Depuis que nous sommes arrivées à Nosy Be, si nous vivons sur le bateau, nous passons tout de même plus de temps à terre que dans l’eau. Parce que c’est agréable, parce que Madagascar nous fascine et qu’on ne peut pas en permanence vivre en vase clos. Enfin, nous avons des amis qui vivent ici et les revoir après des années de contacts de loin en loin nous remplit de bonheur.
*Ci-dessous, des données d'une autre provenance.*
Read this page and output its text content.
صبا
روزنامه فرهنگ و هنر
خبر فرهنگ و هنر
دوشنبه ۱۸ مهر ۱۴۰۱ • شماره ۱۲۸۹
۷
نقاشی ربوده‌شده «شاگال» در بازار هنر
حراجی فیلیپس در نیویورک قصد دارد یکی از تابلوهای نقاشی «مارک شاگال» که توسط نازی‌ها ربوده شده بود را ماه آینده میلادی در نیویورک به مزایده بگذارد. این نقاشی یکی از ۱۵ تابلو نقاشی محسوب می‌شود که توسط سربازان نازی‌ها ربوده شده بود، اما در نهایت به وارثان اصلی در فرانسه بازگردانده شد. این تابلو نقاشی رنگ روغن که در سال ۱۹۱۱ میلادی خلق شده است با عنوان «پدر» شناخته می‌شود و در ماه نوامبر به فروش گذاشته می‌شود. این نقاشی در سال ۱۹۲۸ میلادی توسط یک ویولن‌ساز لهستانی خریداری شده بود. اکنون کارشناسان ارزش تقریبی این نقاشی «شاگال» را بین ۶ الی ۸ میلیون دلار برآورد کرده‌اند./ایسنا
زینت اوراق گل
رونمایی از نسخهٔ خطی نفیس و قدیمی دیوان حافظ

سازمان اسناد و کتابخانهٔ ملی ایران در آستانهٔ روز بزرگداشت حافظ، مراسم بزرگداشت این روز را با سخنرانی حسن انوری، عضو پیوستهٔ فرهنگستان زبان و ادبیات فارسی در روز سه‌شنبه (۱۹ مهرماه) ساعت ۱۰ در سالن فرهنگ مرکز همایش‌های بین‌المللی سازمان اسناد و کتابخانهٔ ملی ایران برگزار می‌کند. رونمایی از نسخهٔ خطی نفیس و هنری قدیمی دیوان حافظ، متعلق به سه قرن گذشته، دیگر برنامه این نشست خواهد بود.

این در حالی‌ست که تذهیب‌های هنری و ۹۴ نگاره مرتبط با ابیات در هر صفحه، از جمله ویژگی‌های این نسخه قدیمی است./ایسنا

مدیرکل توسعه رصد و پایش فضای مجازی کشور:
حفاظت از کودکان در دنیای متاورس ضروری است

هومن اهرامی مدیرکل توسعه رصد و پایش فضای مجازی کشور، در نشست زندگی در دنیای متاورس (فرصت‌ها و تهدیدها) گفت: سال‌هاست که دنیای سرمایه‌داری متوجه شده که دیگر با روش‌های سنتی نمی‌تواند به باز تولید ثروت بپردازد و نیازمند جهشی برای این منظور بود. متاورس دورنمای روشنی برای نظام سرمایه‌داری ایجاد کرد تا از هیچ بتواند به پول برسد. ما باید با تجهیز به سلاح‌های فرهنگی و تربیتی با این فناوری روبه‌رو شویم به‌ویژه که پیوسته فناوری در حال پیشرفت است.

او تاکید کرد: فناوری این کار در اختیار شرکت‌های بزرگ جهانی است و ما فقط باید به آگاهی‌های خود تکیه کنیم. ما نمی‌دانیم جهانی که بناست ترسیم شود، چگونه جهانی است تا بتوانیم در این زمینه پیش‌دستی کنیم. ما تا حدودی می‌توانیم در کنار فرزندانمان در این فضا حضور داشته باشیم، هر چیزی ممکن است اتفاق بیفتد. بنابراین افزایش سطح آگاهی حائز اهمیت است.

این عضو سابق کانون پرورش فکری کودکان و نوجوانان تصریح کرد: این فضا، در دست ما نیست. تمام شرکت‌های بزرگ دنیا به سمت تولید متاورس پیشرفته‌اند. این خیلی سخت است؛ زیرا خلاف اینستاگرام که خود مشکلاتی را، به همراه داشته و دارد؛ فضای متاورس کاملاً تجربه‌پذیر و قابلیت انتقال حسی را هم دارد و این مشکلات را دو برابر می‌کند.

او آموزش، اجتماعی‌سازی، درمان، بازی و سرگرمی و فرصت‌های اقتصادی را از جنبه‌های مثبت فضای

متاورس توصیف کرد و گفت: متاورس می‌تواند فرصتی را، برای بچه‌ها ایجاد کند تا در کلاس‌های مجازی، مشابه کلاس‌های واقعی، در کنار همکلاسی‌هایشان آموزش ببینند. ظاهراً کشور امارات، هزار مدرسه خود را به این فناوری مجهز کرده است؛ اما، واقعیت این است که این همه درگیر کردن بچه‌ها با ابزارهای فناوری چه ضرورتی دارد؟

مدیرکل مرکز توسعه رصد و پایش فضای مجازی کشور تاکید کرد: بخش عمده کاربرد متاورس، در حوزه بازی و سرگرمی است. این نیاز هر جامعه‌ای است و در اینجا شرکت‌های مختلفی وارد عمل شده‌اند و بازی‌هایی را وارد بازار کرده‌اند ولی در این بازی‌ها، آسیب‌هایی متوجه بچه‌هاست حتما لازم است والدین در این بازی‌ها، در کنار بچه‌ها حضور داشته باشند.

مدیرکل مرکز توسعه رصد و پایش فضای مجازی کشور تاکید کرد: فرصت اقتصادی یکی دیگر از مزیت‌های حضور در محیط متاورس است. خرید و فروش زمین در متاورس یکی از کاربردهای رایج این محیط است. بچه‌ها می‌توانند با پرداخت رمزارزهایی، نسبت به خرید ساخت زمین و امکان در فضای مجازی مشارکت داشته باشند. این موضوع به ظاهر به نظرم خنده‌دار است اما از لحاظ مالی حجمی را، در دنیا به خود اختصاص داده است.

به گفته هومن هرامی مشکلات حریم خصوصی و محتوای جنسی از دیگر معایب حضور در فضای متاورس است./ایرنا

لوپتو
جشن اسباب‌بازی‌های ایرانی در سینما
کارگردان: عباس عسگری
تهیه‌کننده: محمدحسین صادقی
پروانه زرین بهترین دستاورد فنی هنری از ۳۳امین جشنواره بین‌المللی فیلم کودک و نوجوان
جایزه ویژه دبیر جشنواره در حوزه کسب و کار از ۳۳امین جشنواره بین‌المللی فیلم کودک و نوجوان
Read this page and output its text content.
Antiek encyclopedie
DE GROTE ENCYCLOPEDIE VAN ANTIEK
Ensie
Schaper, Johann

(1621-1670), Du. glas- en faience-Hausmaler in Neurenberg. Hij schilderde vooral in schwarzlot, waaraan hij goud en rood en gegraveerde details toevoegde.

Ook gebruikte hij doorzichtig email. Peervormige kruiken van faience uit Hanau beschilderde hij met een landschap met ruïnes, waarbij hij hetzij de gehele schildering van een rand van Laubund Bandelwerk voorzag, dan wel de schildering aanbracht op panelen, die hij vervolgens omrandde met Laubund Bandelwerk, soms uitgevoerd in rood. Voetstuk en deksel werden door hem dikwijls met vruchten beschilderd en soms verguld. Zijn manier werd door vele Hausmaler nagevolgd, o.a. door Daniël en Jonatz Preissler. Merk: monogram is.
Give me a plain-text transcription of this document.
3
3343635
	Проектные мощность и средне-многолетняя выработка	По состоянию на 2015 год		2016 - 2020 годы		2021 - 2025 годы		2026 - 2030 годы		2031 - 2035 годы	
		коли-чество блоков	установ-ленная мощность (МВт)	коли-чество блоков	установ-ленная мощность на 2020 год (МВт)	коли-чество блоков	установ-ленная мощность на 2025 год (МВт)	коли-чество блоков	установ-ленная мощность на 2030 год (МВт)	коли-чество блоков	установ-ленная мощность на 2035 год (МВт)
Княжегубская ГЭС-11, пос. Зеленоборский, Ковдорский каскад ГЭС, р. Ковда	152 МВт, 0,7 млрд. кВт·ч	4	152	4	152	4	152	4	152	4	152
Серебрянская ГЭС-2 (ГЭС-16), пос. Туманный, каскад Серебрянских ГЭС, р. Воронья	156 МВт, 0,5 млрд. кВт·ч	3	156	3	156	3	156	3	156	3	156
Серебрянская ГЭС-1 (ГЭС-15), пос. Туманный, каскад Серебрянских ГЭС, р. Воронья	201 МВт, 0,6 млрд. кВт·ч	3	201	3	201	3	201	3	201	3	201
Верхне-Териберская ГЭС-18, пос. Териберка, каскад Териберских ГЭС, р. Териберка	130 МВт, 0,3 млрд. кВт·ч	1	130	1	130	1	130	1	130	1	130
Et puis, comme s’il n’y avait pas de hasard, dans ces amis, il y en a une, Patricia, kiné, ostéopathe, bouddhiste et prof de yoga. Depuis des années, elle insiste sur la nécessité pour moi de me mettre au yoga, mais uniquement si je le souhaite vraiment, entre autre pour traiter un problème récurrent d’épaule et de dos. J’y ai toujours été rétive, fort peu convaincue par le côté curatif voire préventif de ce type de pratique. Et, honnêtement, me faire rester une heure sur un tapis, quels que soient les mouvements à suivre, a toujours été simplement impensable. Et comme tous les dix ans, j’ai accepté de venir à une séance. Tout revenait au souffle, à la respiration ventrale, à l’expiration profonde. L’un des éléments indispensables de l’apnée. Le lendemain, nous partions avec Shakespeare vers une petite île toute proche de Nosy Be, j’ai senti que c’était le moment, l’heure idéale du premier cours d’apnée. En cinq minutes, le cap’tain m’a donné trois petits trucs en plus qui n’ont peut-être pas changé ma vie, mais fait de l’heure qui a suivi les 60 minutes subaquatiques les plus douces, sereines, enthousiasmantes, drôles, réjouissantes et profondes que j’aie jamais expérimentées. Sophie-doc est tout de même intervenue à un moment en me rappelant qu’il était bien de faire des pauses de temps en temps avant de replonger. Seul le froid m’a fait remonter à bord, car l’eau d’une idyllique clarté regorgeait d’anémones de mer donc de poissons-clowns. La boucle est bouclée.
Je n’ai qu’une hâte : me remettre à l’eau. Il était temps!